BASTARD!!!!!!!!!!!!!!!!!!!!!!!!!!!!

The unfairness of it! With a heavy heart, I unbuttoned my jeans again and bared my ass to the Albertan winter, and God only knows how many cowboys and their children. Just as I finished, a silent breeze (called up no doubt by the gods from somewhere north of the Hudson Bay) caressed my butt and I knew the meaning of ass-numbing cold.

As I climbed back into the cab, teeth chattering, Himself said he was very proud of me.

The ninth circle of hell produces shock and awe

A couple of hours later, the feeling was coming back into my gluteals, as we pulled into the entrance to the mill, which is owned by a Japanese multinational who shall remain nameless, because I wasn’t supposed to be there.

A line of trucks loaded down with trees queued patiently for the scales to have their lumber weighed. Himself got two coffees from the women in the weigh station. After being weighed – there’s a hefty fine if you’re overweight – we drove to an unstrapping station, where he had to unchain and unstrap the lumber before driving Isabella towards the unloading bay. This was located beside a stack of lumber the size of Croke Park. To say it was immense would be an understatement. A horizontal, leafless, branchless forest.

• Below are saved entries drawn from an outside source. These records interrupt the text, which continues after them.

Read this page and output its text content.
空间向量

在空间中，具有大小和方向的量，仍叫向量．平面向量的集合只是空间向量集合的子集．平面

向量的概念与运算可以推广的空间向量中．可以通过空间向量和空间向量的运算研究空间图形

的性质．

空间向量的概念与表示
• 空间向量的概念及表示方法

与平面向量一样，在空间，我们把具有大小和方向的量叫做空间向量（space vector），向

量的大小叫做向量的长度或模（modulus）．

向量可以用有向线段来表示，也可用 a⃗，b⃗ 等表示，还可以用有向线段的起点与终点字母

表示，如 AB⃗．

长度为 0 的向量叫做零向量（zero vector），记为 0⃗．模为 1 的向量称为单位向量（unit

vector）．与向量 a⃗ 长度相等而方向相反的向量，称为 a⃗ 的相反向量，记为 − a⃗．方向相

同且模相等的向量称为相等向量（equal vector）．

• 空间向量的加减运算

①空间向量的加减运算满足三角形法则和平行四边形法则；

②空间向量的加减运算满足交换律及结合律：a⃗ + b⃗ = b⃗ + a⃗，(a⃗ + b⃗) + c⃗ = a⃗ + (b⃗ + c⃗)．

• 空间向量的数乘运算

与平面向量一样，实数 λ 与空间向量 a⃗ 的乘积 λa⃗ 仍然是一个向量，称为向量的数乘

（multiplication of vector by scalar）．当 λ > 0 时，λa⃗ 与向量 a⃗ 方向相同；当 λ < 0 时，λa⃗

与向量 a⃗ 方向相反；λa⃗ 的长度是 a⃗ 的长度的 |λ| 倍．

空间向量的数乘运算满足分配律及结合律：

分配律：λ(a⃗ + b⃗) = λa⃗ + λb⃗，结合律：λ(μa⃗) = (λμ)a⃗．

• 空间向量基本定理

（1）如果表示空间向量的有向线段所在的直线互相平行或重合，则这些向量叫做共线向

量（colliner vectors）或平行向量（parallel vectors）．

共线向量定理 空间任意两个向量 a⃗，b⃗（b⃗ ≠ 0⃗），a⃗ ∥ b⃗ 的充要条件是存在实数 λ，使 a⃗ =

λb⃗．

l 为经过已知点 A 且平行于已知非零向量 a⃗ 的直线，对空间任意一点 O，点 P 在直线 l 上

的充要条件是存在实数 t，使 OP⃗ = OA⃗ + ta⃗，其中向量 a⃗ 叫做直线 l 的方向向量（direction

To one side, a crane as large and impressive as Belfast’s Goliath stood waiting for us. We drove underneath it and got out. Suddenly, its giant claw descended smoothly and noiselessly and closed itself around the first trailer-full of logs. Then they slid smoothly up into the air, with no more consequence than if they were twigs in Zackie’s hand. Smoothly, quickly, they were hauled along the transom of the crane and dropped into an enormous funnel to my left.

After a few seconds, there was a low grumble as something tore into the 33,000 kgs of deciduous tree trunks we had delivered to its fate. In a few more seconds I could see pulp and dust sliding down different chutes towards the paper mill itself.

The claw came back for the second load. They were smoothly dispatched the way of the first lot. We were free to go and get another acre of forest. And bring it back here.

We sat back into the cab. I couldn’t speak for the shock and awes. Himself looked at it through my eyes and as usual, found the words for me.

“Oh my, what are we doing to the earth?”

“Oh my, what indeed. And why?”

All so as we can wipe our asses with soft tissue when we need to.

Queenie found a mighty big footprint, don't you think?